Swatch Watch

"We sell the mentality of Switzerland," said the late Nicolas Hayek, founder of the Swatch Group Ltd., as reported by Margalit Fox in a New York Times obituary (6/29/10). What Nicolas sold was a lot of Swiss watches at a time when they were otherwise in decline — and perhaps headed for extinction. In fact, Nicolas had been retained by a group of Swiss banks to draw up a plan to liquidate Switzerland’s watchmaking industry. But Nicolas ended up buying two of its biggest companies instead, and reinventing the business.

This was the early 1980s and the problem was that Seiko and other Japanese watchmakers were making cheap, digital watches, and the public was snapping them up. Nicolas’s solution was the Swatch, which were "lightweight, with vibrantly colored bands and breezy novelty faces." With just "51 parts, as opposed to the nearly 100 needed to make a traditional wristwatch," the Swatch initially "retailed for less than $35" in the United States.
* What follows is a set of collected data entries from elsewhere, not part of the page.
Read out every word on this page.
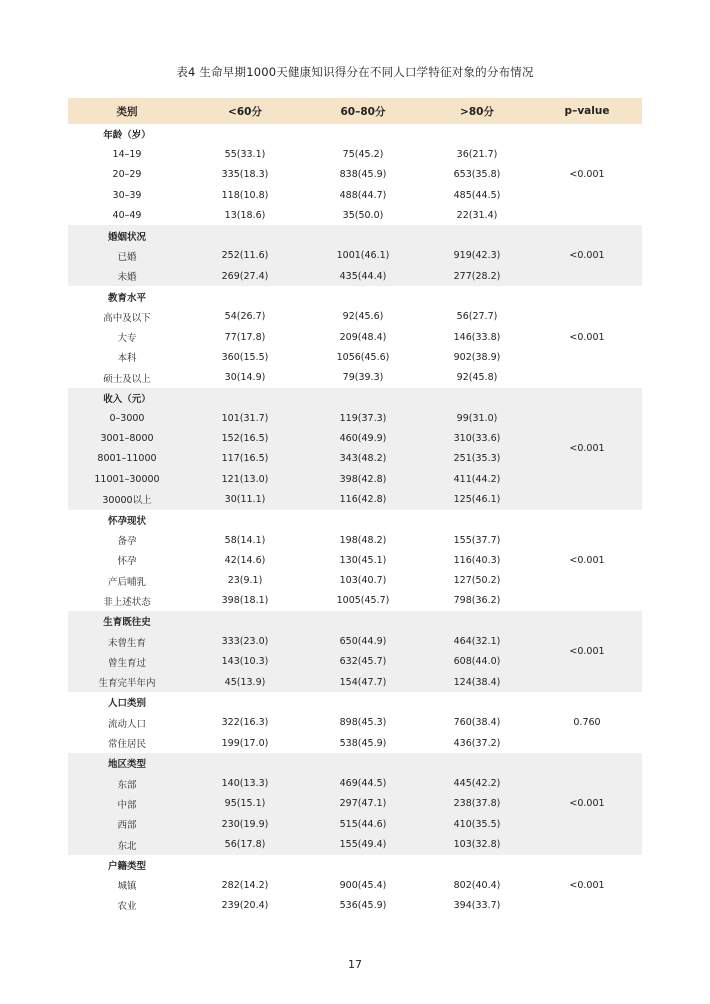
表4 生命早期1000天健康知识得分在不同人口学特征对象的分布情况
类别	<60分	60–80分	>80分	p–value
年龄（岁）
14–19	55(33.1)	75(45.2)	36(21.7)
20–29	335(18.3)	838(45.9)	653(35.8)
30–39	118(10.8)	488(44.7)	485(44.5)
40–49	13(18.6)	35(50.0)	22(31.4)
<0.001
婚姻状况
已婚	252(11.6)	1001(46.1)	919(42.3)
未婚	269(27.4)	435(44.4)	277(28.2)
<0.001
教育水平
高中及以下	54(26.7)	92(45.6)	56(27.7)
大专	77(17.8)	209(48.4)	146(33.8)
本科	360(15.5)	1056(45.6)	902(38.9)
硕士及以上	30(14.9)	79(39.3)	92(45.8)
<0.001
收入（元）
0–3000	101(31.7)	119(37.3)	99(31.0)
3001–8000	152(16.5)	460(49.9)	310(33.6)
8001–11000	117(16.5)	343(48.2)	251(35.3)
11001–30000	121(13.0)	398(42.8)	411(44.2)
30000以上	30(11.1)	116(42.8)	125(46.1)
<0.001
怀孕现状
备孕	58(14.1)	198(48.2)	155(37.7)
怀孕	42(14.6)	130(45.1)	116(40.3)
产后哺乳	23(9.1)	103(40.7)	127(50.2)
非上述状态	398(18.1)	1005(45.7)	798(36.2)
<0.001
生育既往史
未曾生育	333(23.0)	650(44.9)	464(32.1)
曾生育过	143(10.3)	632(45.7)	608(44.0)
生育完半年内	45(13.9)	154(47.7)	124(38.4)
<0.001
人口类别
流动人口	322(16.3)	898(45.3)	760(38.4)
常住居民	199(17.0)	538(45.9)	436(37.2)
0.760
地区类型
东部	140(13.3)	469(44.5)	445(42.2)
中部	95(15.1)	297(47.1)	238(37.8)
西部	230(19.9)	515(44.6)	410(35.5)
东北	56(17.8)	155(49.4)	103(32.8)
<0.001
户籍类型
城镇	282(14.2)	900(45.4)	802(40.4)
农业	239(20.4)	536(45.9)	394(33.7)
<0.001
17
The nifty part was that the watches became collectibles: "It was very likely the first time that ordinary people had even considered owning multiple watches." Nicolas himself sometimes wore as many as four watches on each arm — cheap and luxury models (which his company also made) alike. The best part was that Swatch sales drove sales of more expensive watches, too: "By redirecting consumers’ attention to Swiss watchmaking as a whole, the little plastic watch lifted all boats." Nicolas Hayek was 82, and died the day before yesterday, with his watches on, at the Swatch Group headquarters in Biel/Bienne, Switzerland.